Open Source

Open-dLLM hits 3,238 tok/s on RTX 5090 with Qwen3.6 diffusion model

Diffusion LLM on a single consumer GPU achieves over 3,000 tokens per second.

Deep Dive

The Open-dLLM project, originally created by Fred Zhangzhi Peng, Shuibai Zhang, and Alex Tong, converts autoregressive language models into diffusion-based generative models. A developer recently forked the repository and used AI tools to update the codebase—over six months old—to support Qwen3.6 and incorporate the latest LDLM (Latent Diffusion Language Model) paper by Viacheslav Meshchaninov et al. The result is a pipeline that runs diffusion steps on a frozen LLM backbone, using a Perceiver decoder to map latents back to tokens. Training requires the encoder (which produces latent targets), but at inference the encoder is deleted entirely, leaving only the diffusion head and decoder.
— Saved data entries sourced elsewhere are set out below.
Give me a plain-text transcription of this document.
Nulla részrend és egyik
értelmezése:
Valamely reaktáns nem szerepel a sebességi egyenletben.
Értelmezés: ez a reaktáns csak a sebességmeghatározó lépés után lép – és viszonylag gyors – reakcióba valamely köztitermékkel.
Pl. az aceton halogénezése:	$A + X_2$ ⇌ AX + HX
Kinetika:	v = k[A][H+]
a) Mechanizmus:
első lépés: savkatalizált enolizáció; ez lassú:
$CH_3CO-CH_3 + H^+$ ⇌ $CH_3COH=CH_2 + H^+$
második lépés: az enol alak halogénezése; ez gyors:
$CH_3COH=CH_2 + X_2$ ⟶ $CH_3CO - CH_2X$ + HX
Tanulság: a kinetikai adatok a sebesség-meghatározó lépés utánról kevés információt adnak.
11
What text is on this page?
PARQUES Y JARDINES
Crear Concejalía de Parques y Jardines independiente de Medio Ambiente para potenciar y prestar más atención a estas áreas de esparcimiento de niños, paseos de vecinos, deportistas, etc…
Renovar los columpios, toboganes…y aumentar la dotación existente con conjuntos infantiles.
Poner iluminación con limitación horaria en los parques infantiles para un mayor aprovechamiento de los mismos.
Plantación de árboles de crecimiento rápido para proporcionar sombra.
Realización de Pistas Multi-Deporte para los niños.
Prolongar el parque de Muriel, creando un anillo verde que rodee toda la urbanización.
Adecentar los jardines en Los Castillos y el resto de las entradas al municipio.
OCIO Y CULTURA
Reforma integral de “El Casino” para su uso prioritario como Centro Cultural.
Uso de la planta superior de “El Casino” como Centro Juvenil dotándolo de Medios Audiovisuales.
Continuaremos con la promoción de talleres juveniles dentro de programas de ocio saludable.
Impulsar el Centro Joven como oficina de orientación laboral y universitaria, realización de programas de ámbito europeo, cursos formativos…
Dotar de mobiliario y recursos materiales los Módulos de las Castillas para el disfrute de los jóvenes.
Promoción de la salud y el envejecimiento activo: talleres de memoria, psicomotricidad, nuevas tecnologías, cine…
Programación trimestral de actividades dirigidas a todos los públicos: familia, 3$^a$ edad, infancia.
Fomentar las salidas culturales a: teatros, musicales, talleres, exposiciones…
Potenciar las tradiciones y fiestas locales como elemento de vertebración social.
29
On a single RTX 5090 with 32GB VRAM, the Qwen3.6-35B-A3B—a mixture-of-experts model with only 3B active parameters per token—achieves 3,238 tok/s with 10 diffusion steps and an estimated 6,500 tok/s with 4 steps. The dense 27B variant (6.75B trainable params) reaches 745 tok/s at 10 steps and ~1,500 at 4 steps. These numbers assume a short 64‑token sequence length, batch size 1, and untrained weights. The authors note that longer sequences reduce throughput proportionally, but batch scaling is near‑linear for the MoE model due to its smaller hidden dimension. While the weights are untrained, the inference speed is identical to a trained model. Quality benchmarks (perplexity, HumanEval) are pending after training completes.

Key Points
  • Qwen3.6-35B-A3B MoE reaches 3,238 tok/s at 10 diffusion steps, ~6,500 tok/s at 4 steps on RTX 5090 (32GB VRAM)
  • Qwen3.6-27B dense model achieves 745 tok/s at 10 steps, ~1,500 tok/s at 4 steps
  • Encoder is deleted during inference; only diffusion head and Perceiver decoder remain, enabling fast single‑GPU generation

Why It Matters

Diffusion LLMs on consumer hardware could lower the barrier for large‑scale language model inference.